In January 2012, a year before he joined the RBI, Patel and Gangadhar Darbha wrote a paper for the U.S.-based Brookings Institution that heavily criticized India’s inflation-fighting policies. As recently as six months ago, he and Amartya Lahiri wrote a thoughtful RBI paper entitled “Challenges of Effective Monetary Policy in Emerging Economies.”
So it is clear over the next three years India’s central bank will be steered by a fiscal and monetary taskmaster who is very academic, even doctrinaire. Patel is a loner, and close associates say he can be aloof and even acerbic. His credentials are nevertheless impeccable.
Different style
in style and background, Patel is a striking contrast to his predecessor Rajan, a brilliant and flamboyant financial and macroeconomic specialist and teacher.

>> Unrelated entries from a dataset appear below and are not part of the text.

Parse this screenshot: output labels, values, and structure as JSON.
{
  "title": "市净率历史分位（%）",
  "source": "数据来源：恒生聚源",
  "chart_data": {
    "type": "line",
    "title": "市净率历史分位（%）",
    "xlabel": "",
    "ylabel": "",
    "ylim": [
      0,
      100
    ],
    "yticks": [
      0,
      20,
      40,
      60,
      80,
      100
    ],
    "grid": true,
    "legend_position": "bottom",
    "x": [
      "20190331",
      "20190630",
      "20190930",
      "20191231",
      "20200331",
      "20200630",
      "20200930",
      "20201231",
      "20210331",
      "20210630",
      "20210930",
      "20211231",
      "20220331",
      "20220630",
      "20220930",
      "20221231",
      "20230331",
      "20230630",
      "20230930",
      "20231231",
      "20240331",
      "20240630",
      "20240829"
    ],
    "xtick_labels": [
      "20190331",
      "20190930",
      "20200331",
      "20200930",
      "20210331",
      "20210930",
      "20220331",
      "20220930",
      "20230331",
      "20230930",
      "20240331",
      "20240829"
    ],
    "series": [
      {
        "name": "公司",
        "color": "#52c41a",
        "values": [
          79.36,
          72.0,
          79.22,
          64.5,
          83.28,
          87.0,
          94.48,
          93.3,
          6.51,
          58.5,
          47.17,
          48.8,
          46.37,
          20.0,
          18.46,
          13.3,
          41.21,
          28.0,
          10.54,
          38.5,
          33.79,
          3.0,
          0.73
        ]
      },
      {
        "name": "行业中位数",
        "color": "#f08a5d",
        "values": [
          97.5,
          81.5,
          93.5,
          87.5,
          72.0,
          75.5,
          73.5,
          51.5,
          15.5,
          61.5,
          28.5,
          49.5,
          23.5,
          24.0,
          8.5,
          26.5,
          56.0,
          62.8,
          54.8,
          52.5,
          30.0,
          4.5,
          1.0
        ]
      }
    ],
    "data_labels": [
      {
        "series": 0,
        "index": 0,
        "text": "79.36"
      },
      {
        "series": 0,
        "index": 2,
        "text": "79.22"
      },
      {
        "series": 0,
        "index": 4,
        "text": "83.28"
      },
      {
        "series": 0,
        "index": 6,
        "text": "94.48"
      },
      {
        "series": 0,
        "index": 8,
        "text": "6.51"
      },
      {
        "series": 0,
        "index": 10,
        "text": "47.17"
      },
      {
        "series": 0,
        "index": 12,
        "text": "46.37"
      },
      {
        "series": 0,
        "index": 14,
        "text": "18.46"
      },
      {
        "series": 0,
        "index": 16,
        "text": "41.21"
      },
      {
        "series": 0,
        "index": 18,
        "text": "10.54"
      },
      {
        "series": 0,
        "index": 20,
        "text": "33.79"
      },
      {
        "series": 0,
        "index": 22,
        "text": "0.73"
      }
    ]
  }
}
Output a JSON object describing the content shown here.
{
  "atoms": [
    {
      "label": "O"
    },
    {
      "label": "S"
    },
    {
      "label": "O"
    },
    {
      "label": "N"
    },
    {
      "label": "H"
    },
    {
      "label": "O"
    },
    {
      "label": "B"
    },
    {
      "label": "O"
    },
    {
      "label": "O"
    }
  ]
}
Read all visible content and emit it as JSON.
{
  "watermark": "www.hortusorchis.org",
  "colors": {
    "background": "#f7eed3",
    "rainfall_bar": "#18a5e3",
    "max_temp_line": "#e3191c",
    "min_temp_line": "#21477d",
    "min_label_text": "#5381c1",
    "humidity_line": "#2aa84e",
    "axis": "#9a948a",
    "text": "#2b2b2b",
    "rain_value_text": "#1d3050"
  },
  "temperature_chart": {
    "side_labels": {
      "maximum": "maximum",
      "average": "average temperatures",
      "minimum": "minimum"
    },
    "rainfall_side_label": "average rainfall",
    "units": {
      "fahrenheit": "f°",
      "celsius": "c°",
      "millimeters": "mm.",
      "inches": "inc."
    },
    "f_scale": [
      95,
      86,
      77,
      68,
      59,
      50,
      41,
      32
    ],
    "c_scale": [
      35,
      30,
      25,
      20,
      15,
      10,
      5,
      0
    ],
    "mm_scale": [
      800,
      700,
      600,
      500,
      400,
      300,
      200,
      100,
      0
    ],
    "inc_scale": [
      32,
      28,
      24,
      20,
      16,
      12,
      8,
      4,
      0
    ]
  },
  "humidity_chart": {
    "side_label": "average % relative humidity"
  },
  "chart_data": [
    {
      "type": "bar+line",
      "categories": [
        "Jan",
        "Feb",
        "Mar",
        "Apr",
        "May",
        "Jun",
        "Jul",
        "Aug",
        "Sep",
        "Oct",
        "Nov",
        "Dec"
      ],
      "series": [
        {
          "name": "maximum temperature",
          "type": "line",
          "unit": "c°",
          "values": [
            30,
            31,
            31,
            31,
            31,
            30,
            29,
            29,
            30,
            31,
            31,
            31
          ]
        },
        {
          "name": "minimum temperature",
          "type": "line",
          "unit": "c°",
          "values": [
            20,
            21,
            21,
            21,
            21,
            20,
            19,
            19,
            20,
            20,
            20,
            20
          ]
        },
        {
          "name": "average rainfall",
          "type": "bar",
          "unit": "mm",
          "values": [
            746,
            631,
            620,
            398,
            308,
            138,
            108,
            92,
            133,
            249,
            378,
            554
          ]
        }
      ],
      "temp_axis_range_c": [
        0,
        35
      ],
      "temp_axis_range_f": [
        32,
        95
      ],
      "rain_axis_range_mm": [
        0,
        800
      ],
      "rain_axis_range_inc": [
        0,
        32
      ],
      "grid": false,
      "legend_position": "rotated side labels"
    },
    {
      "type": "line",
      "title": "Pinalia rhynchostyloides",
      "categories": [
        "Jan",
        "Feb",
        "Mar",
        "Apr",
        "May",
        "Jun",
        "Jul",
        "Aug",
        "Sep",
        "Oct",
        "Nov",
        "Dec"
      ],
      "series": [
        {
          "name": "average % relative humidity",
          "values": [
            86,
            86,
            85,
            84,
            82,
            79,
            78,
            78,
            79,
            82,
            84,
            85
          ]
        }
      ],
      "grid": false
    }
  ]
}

A former IMF chief economist, he was educated at India’s best engineering and management schools and earned his doctorate at MIT Sloan. Patel, just a year younger, is a Kenya-born Gujarati and the son of a Nairobi businessman. A naturalized Indian citizen, he had an elite international education at the London School of Economics and Oxford University and earned his doctorate at Yale University.
At Yale, the formidable economist Buiter was clearly a huge influence on Patel. Buiter, a merciless critic of misguided monetary policy and a fiscal conservative like Patel, has a lengthy curriculum vitae featuring his prolific academic writing and a long string of prestigious appointments. Buiter has warned that the global economy is sliding into a prolonged recession, marked by negative real interest rates and disincentives for
savings. Indeed, from a perspective that Patel undoubtedly shares, the world is deglobalizing, protectionism is rising, and factors like China’s slowdown, depressed commodity prices and subdued trade are possibly horsemen of a new apocalypse. How masterfully will the new RBI governor ride the steed of Indian policymaking?